StockUtils
Util collection to accelerate Deep Learnign experiments on stock market data. Currently pre-alpha code with frequent breaking changes.
Example
print("Loading Data for stock: " + stock.name)
df_all = n.load_data(stock, TimeFrame.TimeFrame.DAILY, full=all_data)
print("Create a ProcFlow")
pf = ProcFlow(DBG)
print("Applying pre-processor: ", proc_flow_id, "on stock: " + stock.name)
df_all = pf.proc_switch(data=df_all, stock=stock, y_col="Close", nr_n=5, proc_id=proc_flow_id)
print("Split df_all in train & test")
train_df, test_df = pf.split_data(df=all_data, split_ratio=0.80, vrb=True)
Full example code here
Install
git clone https://github.com/marvin-hansen/StockUtils.git
Features
- Cached DataLoader
- Various data-preprocessors (procs)
- Various technical indicators (from AlphaVantage)
- Data splitting (train & test)
- ProcFlow
- Portfolio related metrics
Metrics
The class BaseMetrics implements the following metrics:
- DailyReturns
- Daily volatilty
- Sharpe ratio
- information ratio
- M2 Ratio (Modigliani)
- F1 score (Precision / Recall)
Cached DataLoader
The default cachedNetLoader fetches data from the web, stores them locally in a CSV file, and returns a pandas dataframe so that a developer does not have to deal with JSON at all. Proc's do a myriad of transformations or feature generators to the loaded data. The DataLoader interface can be implemented for any other data provider.

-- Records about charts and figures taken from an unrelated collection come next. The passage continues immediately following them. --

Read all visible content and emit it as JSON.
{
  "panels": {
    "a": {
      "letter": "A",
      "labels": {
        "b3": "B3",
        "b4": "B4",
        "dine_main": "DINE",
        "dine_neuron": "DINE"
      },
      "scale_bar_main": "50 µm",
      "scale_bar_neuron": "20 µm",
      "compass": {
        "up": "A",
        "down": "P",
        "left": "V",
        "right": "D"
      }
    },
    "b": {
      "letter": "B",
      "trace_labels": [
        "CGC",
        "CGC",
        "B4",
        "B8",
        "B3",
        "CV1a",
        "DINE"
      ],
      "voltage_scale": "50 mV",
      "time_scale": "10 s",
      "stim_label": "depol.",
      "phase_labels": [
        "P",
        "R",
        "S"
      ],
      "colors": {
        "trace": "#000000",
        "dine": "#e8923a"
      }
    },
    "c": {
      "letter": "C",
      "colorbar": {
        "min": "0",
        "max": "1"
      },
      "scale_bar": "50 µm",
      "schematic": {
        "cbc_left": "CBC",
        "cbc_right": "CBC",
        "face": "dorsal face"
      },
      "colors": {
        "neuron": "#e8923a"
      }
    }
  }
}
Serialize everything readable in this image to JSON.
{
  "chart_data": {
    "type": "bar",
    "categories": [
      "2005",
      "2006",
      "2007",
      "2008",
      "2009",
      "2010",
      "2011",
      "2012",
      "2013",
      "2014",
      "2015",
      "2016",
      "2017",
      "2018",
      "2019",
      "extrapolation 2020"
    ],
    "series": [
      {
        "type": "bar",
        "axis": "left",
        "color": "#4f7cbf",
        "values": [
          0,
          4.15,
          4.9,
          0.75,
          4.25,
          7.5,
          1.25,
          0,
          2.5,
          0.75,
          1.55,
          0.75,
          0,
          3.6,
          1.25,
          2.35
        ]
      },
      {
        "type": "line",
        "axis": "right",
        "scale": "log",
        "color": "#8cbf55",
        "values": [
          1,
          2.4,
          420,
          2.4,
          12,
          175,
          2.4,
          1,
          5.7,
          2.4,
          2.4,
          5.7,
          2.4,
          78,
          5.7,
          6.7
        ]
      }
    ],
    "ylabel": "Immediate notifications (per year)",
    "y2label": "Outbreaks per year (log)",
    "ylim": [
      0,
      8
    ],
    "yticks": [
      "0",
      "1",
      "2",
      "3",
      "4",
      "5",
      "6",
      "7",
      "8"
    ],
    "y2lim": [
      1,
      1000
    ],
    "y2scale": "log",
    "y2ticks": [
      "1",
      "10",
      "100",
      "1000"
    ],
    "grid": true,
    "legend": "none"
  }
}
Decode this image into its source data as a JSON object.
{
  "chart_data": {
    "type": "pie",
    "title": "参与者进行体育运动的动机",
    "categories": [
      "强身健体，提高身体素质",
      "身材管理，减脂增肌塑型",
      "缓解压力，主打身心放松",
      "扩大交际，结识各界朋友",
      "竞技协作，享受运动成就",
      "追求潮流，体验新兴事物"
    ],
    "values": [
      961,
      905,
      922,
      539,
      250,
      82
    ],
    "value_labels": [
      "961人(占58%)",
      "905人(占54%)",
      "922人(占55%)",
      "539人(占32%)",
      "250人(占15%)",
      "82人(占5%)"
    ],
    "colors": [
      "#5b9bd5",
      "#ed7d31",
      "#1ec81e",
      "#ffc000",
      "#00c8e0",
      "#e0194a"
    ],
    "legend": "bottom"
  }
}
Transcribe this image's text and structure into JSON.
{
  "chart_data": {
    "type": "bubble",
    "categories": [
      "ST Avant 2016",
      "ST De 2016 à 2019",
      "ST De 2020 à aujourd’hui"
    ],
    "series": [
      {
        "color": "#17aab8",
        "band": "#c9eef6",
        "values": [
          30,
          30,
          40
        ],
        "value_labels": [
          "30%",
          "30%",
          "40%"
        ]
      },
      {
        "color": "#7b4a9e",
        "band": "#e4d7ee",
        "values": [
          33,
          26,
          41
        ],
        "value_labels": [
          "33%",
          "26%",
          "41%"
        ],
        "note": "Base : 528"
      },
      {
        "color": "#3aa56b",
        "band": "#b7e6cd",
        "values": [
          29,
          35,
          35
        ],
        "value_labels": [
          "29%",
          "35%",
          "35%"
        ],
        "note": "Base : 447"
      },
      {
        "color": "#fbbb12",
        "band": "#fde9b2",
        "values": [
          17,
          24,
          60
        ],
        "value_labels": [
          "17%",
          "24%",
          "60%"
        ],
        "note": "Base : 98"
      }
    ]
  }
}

A stub for Quandl is there and a complete implementation for AlphaVantage is there.
Procs & ProcFlow
Procs are data pre-processors with each doing exactly one thing only, for instance adding percentage change or adding simple moving average. A number of procs have been implemented in the utils. For details, inspect the source.procs folder. Many procs can be daisy chained and isolated in a single workflow, so called ProcFlows.
Pre-processor-worklows, ProcFlows, simplify data pre-processing as each apply a well specified formula of how to prepare the data. The proc_switch allows easy switching between ProcFlows as to compare different ProcFlows on the same data or as to apply the same ProcFlow on different data. It is good practice to stuff every new idea in a seperate ProcFlow and then run the experiment again to truly measure the actual impact of each pre-processor.
Files to get started with ProcFlow:
Transformational procs:
- Split data in train & test
- Rename column
- Delete column
- Convert date (from object to DateTime)
- Categorify Date
Categorify Date requires fast.ai 1.0.5 and transforms DateTime value into corresponding categorial values to capture trends, time-patterns, and cycles.
Feature generator procs:
- Add delta-n (difference to previous n values)
- Add percentage change
- Add n-previous values (add n-previous values as columns for row-wise processing
- Add Technical Indicators
Supported are several Technical Indicators provided by AlphaVantage (web API) and these are added as seperated columns by merging over the date column. DO NOT DELETE THE DATE COLUMN BEFORE ADDING ANY PROC. If your model does need or cannot handle datetime, remove it at the very last step to ensure all other procs are working correctly.
A complete list of implemented procs is codified in the corrspodning PROC ENUM
Notes
TechProcs that wrap ta-lib are legacy now and replaced with Procs that fetch technical indicators from AlphaVantage.
However, the TechProcs source code is still there for cases when pulling data and indicators from AlphaVantage isn't an option or when a very specific indicator or chart patterns is needed.